Authors: Ruben Allois, Adriano Niglia, Alessandro Pernice, Rubén Cuesta-Barriuso
Summary: Recurrent ankle sprains are common in soccer players, characterized by restricted range of motion, pain, and decreased proprioception, strength, and postural control. The objective was to evaluate the effectiveness of a fascial therapy and strength training program, combined with kinesiotaping, in improving ankle range of motion, pain, strength and stability in footballers with recurrent sprains. A simple blind randomized clinical trial was conducted on soccer players. Thirty-six federated footballers were recruited and randomized to the two study groups. The experimental group received an intervention using myofascial techniques applied to the subastragaline joint, eccentric training with an isoinertial device and neuromuscular taping. The control group was administered an intervention using myofascial techniques on the subastragaline joint and eccentric training with an isoinertial device. The results were recorded for all players at baseline, after 4 weeks of intervention, and at the end of the 4-week follow-up period. Subsequent to intervention and follow-up, we found statistically significant improvements in the experimental group in ankle mobility, strength and stability. The control group exhibited improvements in all study variables. No differences in the improvement of variables were found based on the allocation of athletes to one group or another. The combination of fascial therapy and eccentric strength training with an isoinertial device improves ankle mobility, strength and stability in footballers with recurrent ankle sprains. The use of taping techniques failed to provide a greater improvement of the study variables when combined with manual therapy and strength techniques.
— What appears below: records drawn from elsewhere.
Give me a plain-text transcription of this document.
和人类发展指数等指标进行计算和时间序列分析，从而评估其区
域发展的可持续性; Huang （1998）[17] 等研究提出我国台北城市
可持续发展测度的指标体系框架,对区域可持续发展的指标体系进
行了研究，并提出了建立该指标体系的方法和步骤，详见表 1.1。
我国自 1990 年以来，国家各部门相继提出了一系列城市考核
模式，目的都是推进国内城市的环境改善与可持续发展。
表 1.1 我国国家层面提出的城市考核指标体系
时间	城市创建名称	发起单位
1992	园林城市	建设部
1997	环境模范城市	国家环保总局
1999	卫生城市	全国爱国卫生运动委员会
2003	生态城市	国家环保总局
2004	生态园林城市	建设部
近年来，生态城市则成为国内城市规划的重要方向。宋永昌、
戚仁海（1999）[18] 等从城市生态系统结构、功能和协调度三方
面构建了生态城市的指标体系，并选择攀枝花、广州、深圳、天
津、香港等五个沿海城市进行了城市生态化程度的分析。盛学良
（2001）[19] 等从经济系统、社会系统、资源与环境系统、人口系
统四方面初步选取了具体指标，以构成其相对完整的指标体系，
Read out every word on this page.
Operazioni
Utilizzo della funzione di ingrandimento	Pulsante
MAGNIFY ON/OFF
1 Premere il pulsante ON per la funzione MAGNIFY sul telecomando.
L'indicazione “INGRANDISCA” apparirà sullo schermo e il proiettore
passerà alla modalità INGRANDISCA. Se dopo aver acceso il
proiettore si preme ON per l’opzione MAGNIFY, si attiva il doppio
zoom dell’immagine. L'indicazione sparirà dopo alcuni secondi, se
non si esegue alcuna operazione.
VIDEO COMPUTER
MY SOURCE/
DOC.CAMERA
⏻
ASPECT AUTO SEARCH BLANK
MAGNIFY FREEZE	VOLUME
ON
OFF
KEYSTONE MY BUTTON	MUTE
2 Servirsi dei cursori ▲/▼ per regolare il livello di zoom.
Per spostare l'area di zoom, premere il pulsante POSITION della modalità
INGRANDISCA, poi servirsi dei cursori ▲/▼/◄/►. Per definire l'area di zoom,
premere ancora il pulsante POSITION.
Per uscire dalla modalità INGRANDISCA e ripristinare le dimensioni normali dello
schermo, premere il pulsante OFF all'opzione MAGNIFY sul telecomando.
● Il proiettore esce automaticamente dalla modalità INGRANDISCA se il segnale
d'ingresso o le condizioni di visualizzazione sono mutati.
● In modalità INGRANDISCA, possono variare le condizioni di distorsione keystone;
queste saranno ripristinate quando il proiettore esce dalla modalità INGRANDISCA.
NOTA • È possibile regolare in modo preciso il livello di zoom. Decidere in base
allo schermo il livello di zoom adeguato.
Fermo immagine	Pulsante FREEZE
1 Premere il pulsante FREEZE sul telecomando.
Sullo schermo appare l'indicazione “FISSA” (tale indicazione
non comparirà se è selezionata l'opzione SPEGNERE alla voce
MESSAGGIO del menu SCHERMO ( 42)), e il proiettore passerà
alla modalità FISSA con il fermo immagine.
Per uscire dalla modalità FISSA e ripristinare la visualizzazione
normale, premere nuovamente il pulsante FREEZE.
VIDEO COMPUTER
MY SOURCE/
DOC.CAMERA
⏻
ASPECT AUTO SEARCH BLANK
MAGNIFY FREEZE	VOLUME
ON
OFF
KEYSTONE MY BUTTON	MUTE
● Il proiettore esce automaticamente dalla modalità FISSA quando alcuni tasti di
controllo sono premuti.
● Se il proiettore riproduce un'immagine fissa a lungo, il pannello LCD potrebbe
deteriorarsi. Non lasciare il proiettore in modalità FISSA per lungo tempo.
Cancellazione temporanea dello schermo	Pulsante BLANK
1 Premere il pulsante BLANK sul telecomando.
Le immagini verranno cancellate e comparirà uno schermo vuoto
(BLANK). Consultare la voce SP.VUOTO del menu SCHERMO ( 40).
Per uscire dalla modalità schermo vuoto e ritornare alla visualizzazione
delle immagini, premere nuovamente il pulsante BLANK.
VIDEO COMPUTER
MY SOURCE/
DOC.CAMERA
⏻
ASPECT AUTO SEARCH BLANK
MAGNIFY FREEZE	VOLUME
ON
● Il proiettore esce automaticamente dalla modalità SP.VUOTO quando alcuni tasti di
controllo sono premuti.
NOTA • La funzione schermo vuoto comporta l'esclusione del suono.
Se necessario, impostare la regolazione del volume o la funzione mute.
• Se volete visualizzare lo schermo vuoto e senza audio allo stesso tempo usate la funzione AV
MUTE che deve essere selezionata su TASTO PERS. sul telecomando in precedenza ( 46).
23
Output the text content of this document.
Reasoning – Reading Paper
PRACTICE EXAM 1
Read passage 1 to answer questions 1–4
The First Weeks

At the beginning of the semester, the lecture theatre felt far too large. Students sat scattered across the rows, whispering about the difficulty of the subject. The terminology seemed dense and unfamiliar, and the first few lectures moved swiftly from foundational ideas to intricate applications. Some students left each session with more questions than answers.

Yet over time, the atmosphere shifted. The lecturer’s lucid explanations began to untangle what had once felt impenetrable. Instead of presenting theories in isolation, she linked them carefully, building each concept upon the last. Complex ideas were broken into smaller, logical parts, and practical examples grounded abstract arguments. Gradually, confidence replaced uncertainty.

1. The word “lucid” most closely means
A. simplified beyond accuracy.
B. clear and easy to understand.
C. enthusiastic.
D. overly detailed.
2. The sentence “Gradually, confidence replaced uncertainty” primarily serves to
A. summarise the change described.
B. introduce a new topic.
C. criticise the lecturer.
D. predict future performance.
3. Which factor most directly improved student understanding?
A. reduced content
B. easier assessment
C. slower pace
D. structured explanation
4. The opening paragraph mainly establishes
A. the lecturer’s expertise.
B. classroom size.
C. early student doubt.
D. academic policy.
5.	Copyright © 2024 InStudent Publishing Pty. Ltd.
#7 Scanning activity of elite football players in 11 vs. 11 match play: An eye-tracking analysis on the duration and visual information of scanning
Reference: PLoS One. 2021 Aug 20;16(8):e0244118. doi: 10.1371/journal.pone.0244118. eCollection 2021.
Authors: Karl Marius Aksum, Lars Brotangen, Christian Thue Bjørndal, Lukas Magnaguagno, Geir Jordet
Download link: https://www.ncbi.nlm.nih.gov/pmc/articles/PMC8378692/pdf/pone.0244118.pdf
Summary: Visual perception in football ("soccer" in the U.S.) is increasingly becoming a key area of interest for researchers and practitioners. This exploratory case study investigated a sub-set of visual perception, namely visual exploratory scanning. The aim of this study was to examine the scanning of four elite football midfield players in an 11 vs. 11 real-game environment using mobile eye-tracking technology. More specifically, we measured the duration and information (number of teammates and opponents) of the players' scanning behavior. The results showed that the players' scanning duration was influenced by the ball context and the action undertaken with the ball at the moment of scan initiation. Furthermore, fixations were found in only 2.3% of the scans. Additionally, the results revealed that the stop point is the most information-rich part of a scan and that the players had more opponents than teammates inside their video frame during scans. Practical applications and further research recommendations are presented.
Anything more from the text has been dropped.